Chapter 3: Data Analysis
Bernadette Rigley
Summary
Utilizing nest survival data gathered over multiple years through an experimental design setup, this project aims to compare variables using a logistic exposure model approach. Through this analysis, I intend to pinpoint the factors influencing nest survival, ultimately informing the development of effective conservation strategies for supporting nesting grassland birds.
Objectives
We aim to understand how regenerative grazing and haying regimes influence grassland bird communities on working farms in Virginia.
Questions:
- Does the timing of management practices influence the reproductive success of grassland birds in fields under regenerative haying and grazing practices.
Hypotheses:
Nest concealment hypothesis: nest success will be contingent on the timing and intensity of management, such as grazing intensity and the timing of haying. The basis for this hypothesis lies in our understanding that both grazing and haying directly modify vegetation structure. Reduced vegetation density around nests may expose nests, making them more detectable to predators, while denser vegetation may provide better concealment and protection.
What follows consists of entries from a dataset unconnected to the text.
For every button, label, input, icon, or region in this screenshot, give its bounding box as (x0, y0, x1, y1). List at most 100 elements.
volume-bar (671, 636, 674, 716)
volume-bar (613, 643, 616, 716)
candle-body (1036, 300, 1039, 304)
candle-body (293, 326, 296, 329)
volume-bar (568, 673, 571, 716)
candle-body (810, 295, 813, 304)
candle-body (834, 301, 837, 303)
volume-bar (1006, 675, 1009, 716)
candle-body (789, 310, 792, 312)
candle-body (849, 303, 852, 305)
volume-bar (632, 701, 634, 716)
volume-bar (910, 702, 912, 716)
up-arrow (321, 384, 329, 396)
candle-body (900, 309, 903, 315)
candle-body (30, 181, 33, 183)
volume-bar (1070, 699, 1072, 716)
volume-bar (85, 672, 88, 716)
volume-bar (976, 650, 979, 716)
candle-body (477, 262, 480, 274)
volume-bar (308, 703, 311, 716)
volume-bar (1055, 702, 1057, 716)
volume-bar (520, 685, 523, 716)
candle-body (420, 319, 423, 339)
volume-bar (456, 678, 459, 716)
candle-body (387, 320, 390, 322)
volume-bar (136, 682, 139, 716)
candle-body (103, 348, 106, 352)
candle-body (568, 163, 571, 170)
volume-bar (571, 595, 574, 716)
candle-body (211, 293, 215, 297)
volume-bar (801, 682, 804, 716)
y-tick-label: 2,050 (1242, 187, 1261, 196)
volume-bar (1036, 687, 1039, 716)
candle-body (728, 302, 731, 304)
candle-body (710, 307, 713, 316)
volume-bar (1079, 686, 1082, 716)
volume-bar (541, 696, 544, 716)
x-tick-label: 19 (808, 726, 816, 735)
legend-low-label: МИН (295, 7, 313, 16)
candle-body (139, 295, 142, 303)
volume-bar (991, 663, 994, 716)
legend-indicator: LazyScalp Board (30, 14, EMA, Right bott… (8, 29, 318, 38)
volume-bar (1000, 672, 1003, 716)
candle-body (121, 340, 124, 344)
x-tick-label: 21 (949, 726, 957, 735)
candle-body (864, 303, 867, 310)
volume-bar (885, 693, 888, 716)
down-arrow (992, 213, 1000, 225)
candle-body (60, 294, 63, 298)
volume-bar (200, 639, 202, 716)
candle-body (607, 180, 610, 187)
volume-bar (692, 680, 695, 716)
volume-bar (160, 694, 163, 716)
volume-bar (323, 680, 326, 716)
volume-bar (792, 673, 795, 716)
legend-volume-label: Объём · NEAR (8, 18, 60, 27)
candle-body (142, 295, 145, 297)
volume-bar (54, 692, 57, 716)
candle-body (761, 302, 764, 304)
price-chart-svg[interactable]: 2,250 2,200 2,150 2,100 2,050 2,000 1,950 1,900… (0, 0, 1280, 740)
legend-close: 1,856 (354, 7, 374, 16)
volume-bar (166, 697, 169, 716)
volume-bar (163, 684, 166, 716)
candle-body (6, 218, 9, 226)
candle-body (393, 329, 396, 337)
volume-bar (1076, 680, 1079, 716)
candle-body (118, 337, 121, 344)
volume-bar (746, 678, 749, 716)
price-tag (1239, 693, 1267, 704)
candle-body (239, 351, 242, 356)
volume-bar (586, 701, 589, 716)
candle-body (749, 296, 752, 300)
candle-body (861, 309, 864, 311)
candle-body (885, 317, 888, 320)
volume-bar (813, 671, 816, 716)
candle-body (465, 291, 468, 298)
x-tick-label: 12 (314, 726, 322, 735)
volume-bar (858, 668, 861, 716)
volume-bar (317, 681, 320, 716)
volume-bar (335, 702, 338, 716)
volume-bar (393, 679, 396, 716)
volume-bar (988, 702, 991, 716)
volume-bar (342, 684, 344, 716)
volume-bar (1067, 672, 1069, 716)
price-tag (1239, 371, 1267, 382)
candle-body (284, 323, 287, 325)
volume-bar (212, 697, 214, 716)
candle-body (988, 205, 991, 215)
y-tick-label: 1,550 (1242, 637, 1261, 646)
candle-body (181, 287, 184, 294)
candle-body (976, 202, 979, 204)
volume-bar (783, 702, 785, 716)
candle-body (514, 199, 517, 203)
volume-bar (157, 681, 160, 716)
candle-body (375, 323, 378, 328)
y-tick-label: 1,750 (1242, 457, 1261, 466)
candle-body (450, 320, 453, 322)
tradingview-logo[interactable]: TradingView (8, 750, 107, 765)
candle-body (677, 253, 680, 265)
Edge habitat hypothesis: landscape variables may better account for the variation in nest survival. Forest edges negatively influence nest survival as predators are more active around edges.
Methods
Here, I model nest survival as a function of nest site and treatment level habitat covariates and linear and quadratic time trends. I’ve used a logistic exposure model to calculate species specific daily survival rates (Shaffer 2004). The logistic exposure model uses a logit link function (loge[p/(1 - p)], where p is the probability of a success) and utilizes encounter history to model daily survival rates as a function of the explanatory variables. Given that nests are found at various stages, this approach accounts for the bias encountered with varying exposure.
Data Overview
- Response Variable
- Nest monitoring data collected between 2020-2023
- Covariate Data
- Random effects
- Temporal effects
- Nest site level
- Treatment level
- Landscape level
Click here for covariate definition at each scale
Nest Data
Let’s take a peek at our nest data. We have 605 nests with complete data for modeling purposes. Nests were found through both behavioral cues and systematic searching (rope dragging/ stick swishing), with some found incidentally. Nests were monitored approximately every 4-7 days with minimal disturbance until the nest either fledged or failed. Cues such as observed flightless young, parents alarm calling, adults delivering food, and undiscarded fecal sacs were used along with the age of the brood to determine if a nest was successful.
| Site | Count |
|---|---|
| Chancellors Rock | 76 |
| Glenmore | 29 |
| Hidden Creek | 3 |
| Little Milan | 19 |
| Oak Grove | 113 |
| Oak Spring | 67 |
| Over Jordan | 6 |
| Oxbow | 370 |
| Species | Failed | Successful |
|---|---|---|
| EAME | 56 | 60 |
| RWBL | 208 | 197 |
| SAVS | 3 | 2 |
| GRSP | 3 | 10 |
| BOBO | 19 | 47 |
Landcover Data
I’m using the Chesapeake Bay Program’s One-meter Resolution Land Use/Land Cover (LULC) Data to extract landscape covariates. Let’s take a look at that.
Now let’s take a look at some of our covariates. A few covariates are heavily skewed with zeros and will need to be log transformed.
Let’s take take a look at collinearity.
I will be taking a step or hierarchical approach to modeling.
- Step 1 focuses on incorporating random effects to account for variability across different levels of the data.
- Step 2 adds temporal effects to capture changes over time.
- Step 3 examines single-scale effects, including nested scales, treatment scales, and landscape scales, to identify how different spatial levels influence the outcome.
- Step 4 integrates multi-scale effects by combining the most significant single-scale effects, allowing for a comprehensive analysis of interactions across different scales.